After endless chores we finally met Fatman, our very friendly, eloquent (skinny) taxi man at the beach. We organised a ride over to the other side of the island up to the entrance to Moonhole. He did ask if we had a guide and we said we just wanted to walk around on our own. He mentioned it might not be possible, but we wanted to give it a go. We passed the airport and a buzzing local village called Paget Farm, which had loads of colourful fishing boats, obviously the main livelihood around here, opposite the whaling station. Bequia still has permission to kill two whales a year, obviously a contentious issue as a lot of people want it stopped but it is a major part of the local community.

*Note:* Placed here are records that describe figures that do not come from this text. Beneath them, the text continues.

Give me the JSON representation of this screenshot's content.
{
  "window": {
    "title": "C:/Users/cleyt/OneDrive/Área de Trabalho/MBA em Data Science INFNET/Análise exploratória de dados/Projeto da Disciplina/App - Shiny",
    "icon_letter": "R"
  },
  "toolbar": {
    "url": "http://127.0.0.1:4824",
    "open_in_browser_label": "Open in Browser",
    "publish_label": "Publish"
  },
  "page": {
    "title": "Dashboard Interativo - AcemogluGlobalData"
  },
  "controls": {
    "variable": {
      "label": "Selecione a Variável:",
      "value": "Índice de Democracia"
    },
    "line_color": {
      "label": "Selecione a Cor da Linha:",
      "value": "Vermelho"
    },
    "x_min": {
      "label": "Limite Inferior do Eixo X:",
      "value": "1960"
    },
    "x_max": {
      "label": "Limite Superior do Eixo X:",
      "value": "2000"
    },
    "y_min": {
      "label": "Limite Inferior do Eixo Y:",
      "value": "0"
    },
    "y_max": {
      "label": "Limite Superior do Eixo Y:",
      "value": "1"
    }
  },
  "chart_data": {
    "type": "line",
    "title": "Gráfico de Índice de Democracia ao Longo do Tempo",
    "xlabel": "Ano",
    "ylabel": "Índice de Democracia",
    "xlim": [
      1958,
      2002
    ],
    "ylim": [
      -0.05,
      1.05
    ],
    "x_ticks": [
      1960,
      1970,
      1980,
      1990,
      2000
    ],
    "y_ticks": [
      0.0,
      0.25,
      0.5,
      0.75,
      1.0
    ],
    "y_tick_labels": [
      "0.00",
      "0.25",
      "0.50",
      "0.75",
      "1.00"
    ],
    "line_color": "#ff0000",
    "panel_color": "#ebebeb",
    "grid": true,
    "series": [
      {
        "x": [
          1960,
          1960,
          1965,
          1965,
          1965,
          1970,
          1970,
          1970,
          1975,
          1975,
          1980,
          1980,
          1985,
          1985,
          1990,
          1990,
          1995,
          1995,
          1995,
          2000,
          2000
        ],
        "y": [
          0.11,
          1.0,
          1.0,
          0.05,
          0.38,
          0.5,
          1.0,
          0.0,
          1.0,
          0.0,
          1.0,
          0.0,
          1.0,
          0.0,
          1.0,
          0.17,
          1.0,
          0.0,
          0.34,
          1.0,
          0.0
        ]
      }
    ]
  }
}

The road got rougher until we finally got to a locked gate, and Fatman said we couldn’t go further without permission, he told us he had seen one of the elderly residents returning and we could ask him. What a story, this ancient bent over double old American who has not had a hair trim (hair and beard) in ages staggers out the golf buggy. We went to talk to him and asked if we could take a look around and we got a firm no, with a mumble about the intrigue of this place. He has lived here 20 years, and the place is being disputed in the local courts so a gate has been put up and locked so he can no longer drive to his own home. Thank goodness for the loyal staff who help him walk back up to his house. The place has security everywhere so we definitely can’t go in. What a shame as it looks rather amazing, it was first created by a visionary in the 60’s. Moonhole gets its name from a massive arch formed in volcanic substrate through which the setting moon is sometimes visible. A couple of very successful advertising directors from NY, set the place up in their retirement as a nature reserve for artists, musicians and nature lovers. They used local builders using local materials (including massive whale bones) and no architects, very Gaudi-esque. They did not allow electricity, all water has to be collected from rain, and they did not allow walls to be painted, no glass for windows. The owners died and left the place to the trust of the 16 homes that they allowed their friends and acquaintances to build. Their son contested the will and it has been sitting at a local court for years and years since, while the whole place deteriorates. It sounds a nightmare!

Sadly this is the original main building but got condemned as too many massive rocks were falling. (photo curtesy of wikipedia)

As far as we got, the front entrance, of the 30 acre reserve.

View from their beach

Fatman took us back to the top of the hill and for some exercise we walked down to lower bay and went exploring, down some tracks to some rather nice houses we had spotted from our anchorage. We were rumbled by 4 yapping fluffy dogs who were very excited about seeing us, the owner came out, a local who was very chatty, she had an incredible english accent as she was educated in the UK. Turns out she is a backing vocal for a famous UK female rapper called M.I.A., she was very eccentric and entertaining. Rowan thought she was lonely as she was desperate to talk.


Great views back down to Lower Bay

Walking back along Princess Margaret’s beach back to the boat.


Can’t believe the sunsets get better and better.